= Cables (film) =

1992 Israeli comedy film

Cables (כבלים is a 1992 Israeli comedy / parody film directed by Tzvi Shissel, which is a chain of sketches that parody various foreign films and TV programs, interspersed with songs by Arik Einstein and others. The episodes star many famous Israeli actors. A DVD edition was released in 2010.

==Plot==
A taxi driver has cable TV installed. Overwhelmed with the abundance of TV channels, he, together with his buddy, flips the channels, each of which shows a parody sketch.

The "Bravo alla Lancia" episode is a hilarious tribute to Federico Fellini's films, a street scene. The text is mostly Italian gibberish, with some recognizable international words.

In the mafia sketch the gangster boss Charlie gives away bunches of dollars and kills people because when he asks what time is it now, their watches show different time as the time passes ("Why did you lie to me?"). One of sidekicks tries to reason him: "You cannot stop time, Charlie!", which had become a catchphrase in Israeli culture.

In the episode "Memories from Beit Abba" a broadcaster tries to shoot a documentary about three veteran brothers, but they disagree on almost everything, even about their own names, and it turns out that they are wrong brothers, and not even brothers at all, and that does not matter.

A short episode "Sea Lord" (ים אדוני, Yam Adonai) is an old humorous song by the comedy group Havurat Lul ("Chicken coop group") (of whom Einstein, Moshonov and Shissel were members), but in the film it was presented as a parody of Hasidic songs and in this form it is best remembered now. The song includes a cameo of Israeli prime minister, Yair Lapid in the chorus of extras.

"The French song" was a parody on pop music broadcasts, such as the MTV, sung in French gibberish, just like an Italian sketch.

"The Hungarian Western" sketch is a parody on Spaghetti Westerns, in which an gunman enters a pub, shoots someone, and the subsequent dialog is a gibberish in Hungarian, in which the words "kurwa" and "igen" are repeated with various intonations, both in interrogative and affirmative modes. "Igen" means "yes" in Hungarian, while "kurwa" is a Polish expletive meaning "whore". Both words are well recognized in Israel, where there are many immigrant families from Poland and Hungary.

==Production==
About 20 years before the film, a group of authors, while working on other films accumulated a scrapbook of ideas.
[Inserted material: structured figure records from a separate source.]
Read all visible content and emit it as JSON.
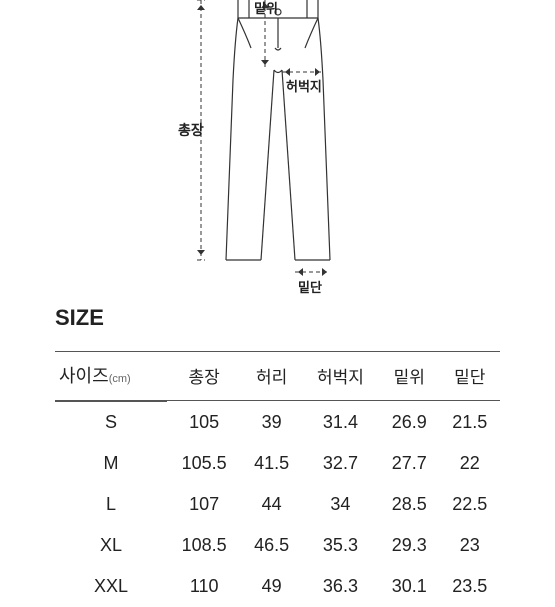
{
  "diagram": {
    "labels": {
      "total_length": "총장",
      "rise": "밑위",
      "thigh": "허벅지",
      "hem": "밑단"
    },
    "stroke": "#333333",
    "dash": "4,3"
  },
  "size_heading": "SIZE",
  "table": {
    "header": {
      "size_label": "사이즈",
      "unit": "(cm)",
      "columns": [
        "총장",
        "허리",
        "허벅지",
        "밑위",
        "밑단"
      ]
    },
    "rows": [
      {
        "size": "S",
        "values": [
          "105",
          "39",
          "31.4",
          "26.9",
          "21.5"
        ]
      },
      {
        "size": "M",
        "values": [
          "105.5",
          "41.5",
          "32.7",
          "27.7",
          "22"
        ]
      },
      {
        "size": "L",
        "values": [
          "107",
          "44",
          "34",
          "28.5",
          "22.5"
        ]
      },
      {
        "size": "XL",
        "values": [
          "108.5",
          "46.5",
          "35.3",
          "29.3",
          "23"
        ]
      },
      {
        "size": "XXL",
        "values": [
          "110",
          "49",
          "36.3",
          "30.1",
          "23.5"
        ]
      }
    ]
  }
}
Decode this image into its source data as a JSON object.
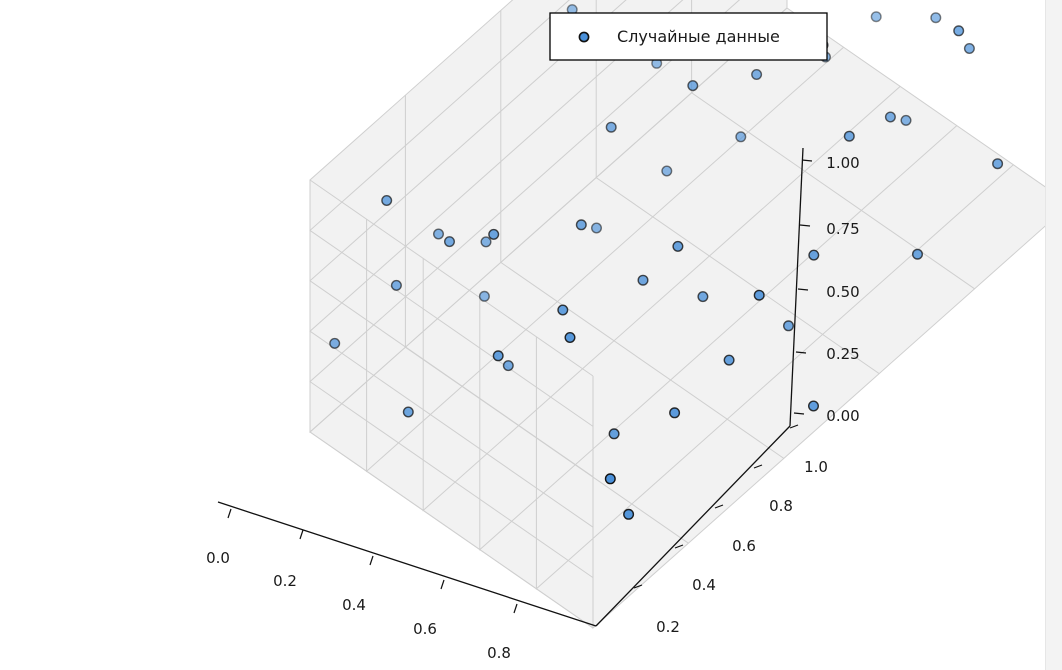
{
  "chart_data": {
    "type": "scatter",
    "projection": "3d",
    "series": [
      {
        "name": "Случайные данные",
        "points": [
          [
            0.02,
            0.04,
            0.3
          ],
          [
            0.05,
            0.52,
            0.84
          ],
          [
            0.03,
            0.88,
            0.18
          ],
          [
            0.06,
            0.33,
            0.03
          ],
          [
            0.04,
            0.72,
            0.68
          ],
          [
            0.1,
            0.21,
            0.51
          ],
          [
            0.12,
            0.11,
            0.49
          ],
          [
            0.15,
            0.28,
            0.4
          ],
          [
            0.18,
            0.62,
            0.56
          ],
          [
            0.17,
            0.06,
            0.95
          ],
          [
            0.22,
            0.47,
            0.19
          ],
          [
            0.24,
            0.15,
            0.69
          ],
          [
            0.26,
            0.85,
            0.64
          ],
          [
            0.28,
            0.04,
            0.23
          ],
          [
            0.3,
            0.57,
            0.31
          ],
          [
            0.33,
            0.22,
            0.15
          ],
          [
            0.35,
            0.93,
            0.78
          ],
          [
            0.37,
            0.74,
            0.92
          ],
          [
            0.39,
            0.4,
            0.84
          ],
          [
            0.41,
            0.66,
            0.38
          ],
          [
            0.43,
            0.13,
            0.9
          ],
          [
            0.45,
            0.92,
            0.45
          ],
          [
            0.47,
            0.29,
            0.7
          ],
          [
            0.49,
            0.79,
            0.54
          ],
          [
            0.51,
            0.5,
            0.93
          ],
          [
            0.53,
            0.08,
            0.58
          ],
          [
            0.55,
            0.61,
            0.82
          ],
          [
            0.57,
            0.36,
            0.44
          ],
          [
            0.59,
            0.18,
            0.64
          ],
          [
            0.61,
            0.95,
            0.52
          ],
          [
            0.63,
            0.45,
            0.27
          ],
          [
            0.65,
            0.69,
            0.88
          ],
          [
            0.67,
            0.24,
            0.11
          ],
          [
            0.69,
            0.84,
            0.36
          ],
          [
            0.71,
            0.35,
            0.7
          ],
          [
            0.73,
            0.57,
            0.03
          ],
          [
            0.75,
            0.1,
            0.79
          ],
          [
            0.77,
            0.76,
            0.57
          ],
          [
            0.79,
            0.41,
            0.21
          ],
          [
            0.81,
            0.65,
            0.71
          ],
          [
            0.83,
            0.89,
            0.67
          ],
          [
            0.85,
            0.26,
            0.3
          ],
          [
            0.87,
            0.54,
            0.47
          ],
          [
            0.89,
            0.14,
            0.13
          ],
          [
            0.91,
            0.82,
            0.92
          ],
          [
            0.93,
            0.39,
            0.61
          ],
          [
            0.95,
            0.71,
            0.25
          ],
          [
            0.96,
            0.06,
            0.46
          ],
          [
            0.97,
            0.48,
            0.05
          ],
          [
            0.98,
            0.86,
            0.38
          ]
        ]
      }
    ],
    "xticks": [
      "0.0",
      "0.2",
      "0.4",
      "0.6",
      "0.8"
    ],
    "yticks": [
      "0.2",
      "0.4",
      "0.6",
      "0.8",
      "1.0"
    ],
    "zticks": [
      "0.00",
      "0.25",
      "0.50",
      "0.75",
      "1.00"
    ],
    "xlim": [
      0,
      1
    ],
    "ylim": [
      0,
      1
    ],
    "zlim": [
      0,
      1
    ],
    "grid": true,
    "legend": {
      "location": "upper-right",
      "labels": [
        "Случайные данные"
      ]
    },
    "colors": {
      "marker_face": "#4a90d9",
      "marker_edge": "#111111",
      "pane_light": "#f2f2f2",
      "pane_mid": "#ebebeb",
      "grid": "#cfcfcf"
    }
  }
}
However they were not realised, because after some time the paths of the group parted. A decade later three of them, Arik Einstein, Tzvi Schissel, Moni Moshonov, recovered the scrapbook and decided to do something with it. The idea was inspired by the cable TV revolution in Israel in early 1990s. Initially a videotape release was planned, but eventually a theatrical release was done.